A few days ago, while walking in Dubai,one friend told me that he is "confident" in his ability to make money no matter where the markets move. He is the CXO of a major blockchain firm and certainly has good reason for his confidence. People like me who entered the market in the 2010s benefited from one of the largest expansions in the money supply. We've only seen good times - with occasional bouts of fear. If you were 20 years old like me, then you had nothing to worry about.
I hinted to him that all technology is likeThe sector may be in a multi-decade bubble cycle, and we may soon face reality, as happened with previous "hot" sectors. There used to be a time when working on cars or electronic products was a smart thing to do.
The more I study bubbles, the more I wonderthe question of whether we were all living in a fantasy. Maybe all crypto is just *dust in the eyes*? Or does what we spend so much time and energy on actually have real prospects? It's nice to believe in the Su Zhu supercycle, but it would be terrible to wake up at 40 and realize that I just spent two decades of my life on technology that means nothing. Life is too short to create something that no one needs.

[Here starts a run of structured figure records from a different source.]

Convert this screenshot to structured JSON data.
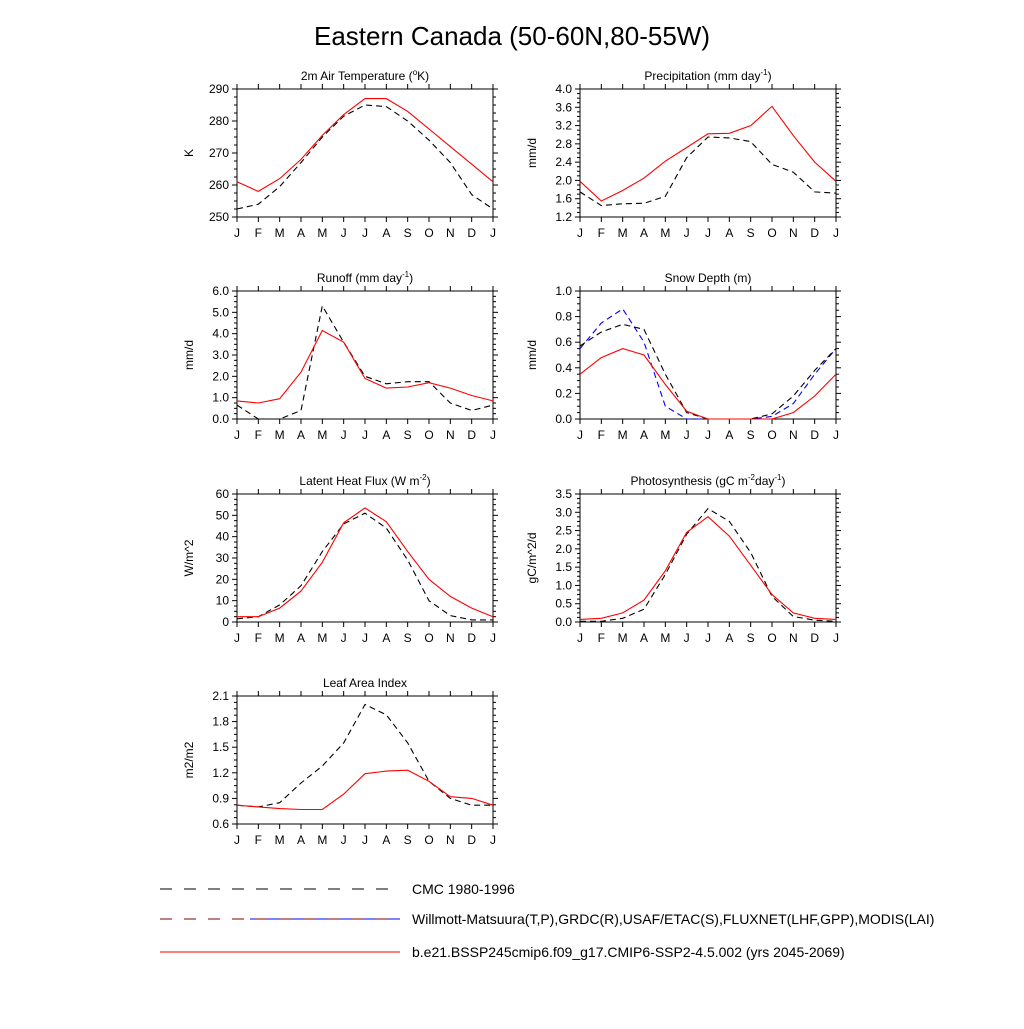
{
  "title": "Eastern Canada (50-60N,80-55W)",
  "months": [
    "J",
    "F",
    "M",
    "A",
    "M",
    "J",
    "J",
    "A",
    "S",
    "O",
    "N",
    "D",
    "J"
  ],
  "colors": {
    "model": "#ff0000",
    "obs": "#000000",
    "cmc": "#0000ff",
    "axis": "#000000"
  },
  "legend": {
    "cmc": "CMC 1980-1996",
    "obs": "Willmott-Matsuura(T,P),GRDC(R),USAF/ETAC(S),FLUXNET(LHF,GPP),MODIS(LAI)",
    "model": "b.e21.BSSP245cmip6.f09_g17.CMIP6-SSP2-4.5.002 (yrs 2045-2069)"
  },
  "chart_data": [
    {
      "id": "tsa",
      "type": "line",
      "title": "2m Air Temperature (",
      "title_sup": "o",
      "title_after": "K)",
      "ylabel": "K",
      "ylim": [
        250,
        290
      ],
      "yticks": [
        "250",
        "260",
        "270",
        "280",
        "290"
      ],
      "x": [
        "J",
        "F",
        "M",
        "A",
        "M",
        "J",
        "J",
        "A",
        "S",
        "O",
        "N",
        "D",
        "J"
      ],
      "series": [
        {
          "role": "obs",
          "values": [
            252.5,
            254,
            259.5,
            267,
            275,
            281.5,
            285,
            284.5,
            280,
            274,
            267,
            257,
            252.5
          ]
        },
        {
          "role": "model",
          "values": [
            261,
            258,
            262,
            268,
            275.5,
            282,
            287,
            287,
            283,
            277.5,
            272,
            266.5,
            261
          ]
        }
      ]
    },
    {
      "id": "pre",
      "type": "line",
      "title": "Precipitation (mm day",
      "title_sup": "-1",
      "title_after": ")",
      "ylabel": "mm/d",
      "ylim": [
        1.2,
        4.0
      ],
      "yticks": [
        "1.2",
        "1.6",
        "2.0",
        "2.4",
        "2.8",
        "3.2",
        "3.6",
        "4.0"
      ],
      "x": [
        "J",
        "F",
        "M",
        "A",
        "M",
        "J",
        "J",
        "A",
        "S",
        "O",
        "N",
        "D",
        "J"
      ],
      "series": [
        {
          "role": "obs",
          "values": [
            1.75,
            1.45,
            1.49,
            1.5,
            1.65,
            2.5,
            2.95,
            2.93,
            2.85,
            2.35,
            2.18,
            1.75,
            1.72
          ]
        },
        {
          "role": "model",
          "values": [
            1.98,
            1.55,
            1.78,
            2.05,
            2.42,
            2.72,
            3.02,
            3.03,
            3.2,
            3.62,
            2.98,
            2.4,
            1.98
          ]
        }
      ]
    },
    {
      "id": "runoff",
      "type": "line",
      "title": "Runoff (mm day",
      "title_sup": "-1",
      "title_after": ")",
      "ylabel": "mm/d",
      "ylim": [
        0,
        6.0
      ],
      "yticks": [
        "0.0",
        "1.0",
        "2.0",
        "3.0",
        "4.0",
        "5.0",
        "6.0"
      ],
      "x": [
        "J",
        "F",
        "M",
        "A",
        "M",
        "J",
        "J",
        "A",
        "S",
        "O",
        "N",
        "D",
        "J"
      ],
      "series": [
        {
          "role": "obs",
          "values": [
            0.65,
            0.0,
            0.0,
            0.4,
            5.3,
            3.6,
            2.0,
            1.65,
            1.75,
            1.75,
            0.75,
            0.4,
            0.65
          ]
        },
        {
          "role": "model",
          "values": [
            0.85,
            0.75,
            0.95,
            2.2,
            4.15,
            3.6,
            1.9,
            1.45,
            1.5,
            1.7,
            1.45,
            1.1,
            0.85
          ]
        }
      ]
    },
    {
      "id": "snowdp",
      "type": "line",
      "title": "Snow Depth (m)",
      "title_sup": "",
      "title_after": "",
      "ylabel": "mm/d",
      "ylim": [
        0,
        1.0
      ],
      "yticks": [
        "0.0",
        "0.2",
        "0.4",
        "0.6",
        "0.8",
        "1.0"
      ],
      "x": [
        "J",
        "F",
        "M",
        "A",
        "M",
        "J",
        "J",
        "A",
        "S",
        "O",
        "N",
        "D",
        "J"
      ],
      "series": [
        {
          "role": "cmc",
          "values": [
            0.55,
            0.75,
            0.86,
            0.6,
            0.1,
            0.0,
            0.0,
            0.0,
            0.0,
            0.02,
            0.12,
            0.35,
            0.55
          ]
        },
        {
          "role": "obs",
          "values": [
            0.57,
            0.68,
            0.74,
            0.7,
            0.35,
            0.05,
            0.0,
            0.0,
            0.0,
            0.04,
            0.18,
            0.38,
            0.55
          ]
        },
        {
          "role": "model",
          "values": [
            0.35,
            0.48,
            0.55,
            0.5,
            0.27,
            0.06,
            0.0,
            0.0,
            0.0,
            0.0,
            0.05,
            0.18,
            0.35
          ]
        }
      ]
    },
    {
      "id": "lhf",
      "type": "line",
      "title": "Latent Heat Flux (W m",
      "title_sup": "-2",
      "title_after": ")",
      "ylabel": "W/m^2",
      "ylim": [
        0,
        60
      ],
      "yticks": [
        "0",
        "10",
        "20",
        "30",
        "40",
        "50",
        "60"
      ],
      "x": [
        "J",
        "F",
        "M",
        "A",
        "M",
        "J",
        "J",
        "A",
        "S",
        "O",
        "N",
        "D",
        "J"
      ],
      "series": [
        {
          "role": "obs",
          "values": [
            1.5,
            2.5,
            8,
            17,
            33,
            46,
            51,
            44,
            29,
            10,
            3,
            1,
            1
          ]
        },
        {
          "role": "model",
          "values": [
            2.5,
            2.5,
            6.5,
            14.5,
            28,
            46.5,
            53.5,
            47,
            33,
            20,
            12,
            6.5,
            2.5
          ]
        }
      ]
    },
    {
      "id": "gpp",
      "type": "line",
      "title": "Photosynthesis (gC m",
      "title_sup": "-2",
      "title_after": "day",
      "title_sup2": "-1",
      "title_end": ")",
      "ylabel": "gC/m^2/d",
      "ylim": [
        0,
        3.5
      ],
      "yticks": [
        "0.0",
        "0.5",
        "1.0",
        "1.5",
        "2.0",
        "2.5",
        "3.0",
        "3.5"
      ],
      "x": [
        "J",
        "F",
        "M",
        "A",
        "M",
        "J",
        "J",
        "A",
        "S",
        "O",
        "N",
        "D",
        "J"
      ],
      "series": [
        {
          "role": "obs",
          "values": [
            0.02,
            0.02,
            0.1,
            0.35,
            1.3,
            2.4,
            3.1,
            2.75,
            1.9,
            0.7,
            0.15,
            0.05,
            0.02
          ]
        },
        {
          "role": "model",
          "values": [
            0.07,
            0.1,
            0.25,
            0.6,
            1.4,
            2.45,
            2.88,
            2.35,
            1.55,
            0.75,
            0.25,
            0.1,
            0.07
          ]
        }
      ]
    },
    {
      "id": "lai",
      "type": "line",
      "title": "Leaf Area Index",
      "title_sup": "",
      "title_after": "",
      "ylabel": "m2/m2",
      "ylim": [
        0.6,
        2.1
      ],
      "yticks": [
        "0.6",
        "0.9",
        "1.2",
        "1.5",
        "1.8",
        "2.1"
      ],
      "x": [
        "J",
        "F",
        "M",
        "A",
        "M",
        "J",
        "J",
        "A",
        "S",
        "O",
        "N",
        "D",
        "J"
      ],
      "series": [
        {
          "role": "obs",
          "values": [
            0.82,
            0.8,
            0.85,
            1.08,
            1.28,
            1.55,
            2.0,
            1.88,
            1.55,
            1.1,
            0.9,
            0.82,
            0.82
          ]
        },
        {
          "role": "model",
          "values": [
            0.82,
            0.8,
            0.78,
            0.77,
            0.77,
            0.95,
            1.19,
            1.22,
            1.23,
            1.1,
            0.92,
            0.9,
            0.82
          ]
        }
      ]
    }
  ]
}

With this attitude, it is worth looking objectively atwhat direction the sector has developed over the past few years. I would love to talk about how Zk-snarks are a revolution in innovation, or that all sorts of small DAOs that abuse them for airdrops will fix the financial market. But “innovation” is not what I was looking for. I needed traction. Quantitative evidence (that can be verified) that people use these things. Numbers. And hockey stick graphics.

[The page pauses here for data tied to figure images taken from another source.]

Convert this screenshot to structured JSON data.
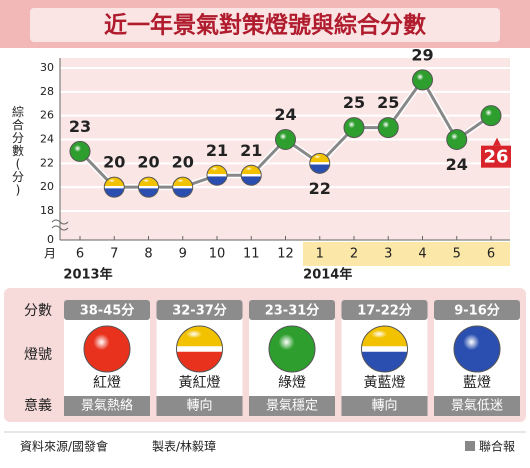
{
  "chart_data": {
    "type": "line",
    "title": "近一年景氣對策燈號與綜合分數",
    "y_label": "綜合分數(分)",
    "x_unit": "月",
    "categories": [
      "6",
      "7",
      "8",
      "9",
      "10",
      "11",
      "12",
      "1",
      "2",
      "3",
      "4",
      "5",
      "6"
    ],
    "years": [
      {
        "label": "2013年",
        "start": 0
      },
      {
        "label": "2014年",
        "start": 7
      }
    ],
    "values": [
      23,
      20,
      20,
      20,
      21,
      21,
      24,
      22,
      25,
      25,
      29,
      24,
      26
    ],
    "point_colors": [
      [
        "#2e9e2e",
        "#2e9e2e"
      ],
      [
        "#f2c200",
        "#2a4fb0"
      ],
      [
        "#f2c200",
        "#2a4fb0"
      ],
      [
        "#f2c200",
        "#2a4fb0"
      ],
      [
        "#f2c200",
        "#2a4fb0"
      ],
      [
        "#f2c200",
        "#2a4fb0"
      ],
      [
        "#2e9e2e",
        "#2e9e2e"
      ],
      [
        "#f2c200",
        "#2a4fb0"
      ],
      [
        "#2e9e2e",
        "#2e9e2e"
      ],
      [
        "#2e9e2e",
        "#2e9e2e"
      ],
      [
        "#2e9e2e",
        "#2e9e2e"
      ],
      [
        "#2e9e2e",
        "#2e9e2e"
      ],
      [
        "#2e9e2e",
        "#2e9e2e"
      ]
    ],
    "ylim": [
      16,
      30
    ],
    "yticks": [
      0,
      18,
      20,
      22,
      24,
      26,
      28,
      30
    ],
    "axis_break": true,
    "grid": true,
    "legend": {
      "row_labels": [
        "分數",
        "燈號",
        "意義"
      ],
      "items": [
        {
          "range": "38-45分",
          "name": "紅燈",
          "meaning": "景氣熱絡",
          "colors": [
            "#e8321e",
            "#e8321e"
          ]
        },
        {
          "range": "32-37分",
          "name": "黃紅燈",
          "meaning": "轉向",
          "colors": [
            "#f2c200",
            "#e8321e"
          ]
        },
        {
          "range": "23-31分",
          "name": "綠燈",
          "meaning": "景氣穩定",
          "colors": [
            "#2e9e2e",
            "#2e9e2e"
          ]
        },
        {
          "range": "17-22分",
          "name": "黃藍燈",
          "meaning": "轉向",
          "colors": [
            "#f2c200",
            "#2a4fb0"
          ]
        },
        {
          "range": "9-16分",
          "name": "藍燈",
          "meaning": "景氣低迷",
          "colors": [
            "#2a4fb0",
            "#2a4fb0"
          ]
        }
      ]
    },
    "source": "資料來源/國發會",
    "author": "製表/林毅璋",
    "publisher": "聯合報"
  }
}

As a growth benchmark for these sectors, Ilooked at the 2020 numbers and compared them with what is happening now. I took this approach because Q1 2020 was the point where most of the things I thought were trending upward were ripe enough to be used, but not yet mainstream. Taking Q4 2022 as the other end of the scale makes sense because we're already 6 months into a bear market, and if all these metrics were just traders clicking furiously on their keyboards, we'd already be seeing a significant drawdown in line with the cue ball crash.
If I take into account that the price of Bitcoin and Ethereum fell byapproximately 75% of their ATX, I expect a similar drawdown for active users. Then I filtered out the most popular use cases, such as stables, DeFi applications and NFTs.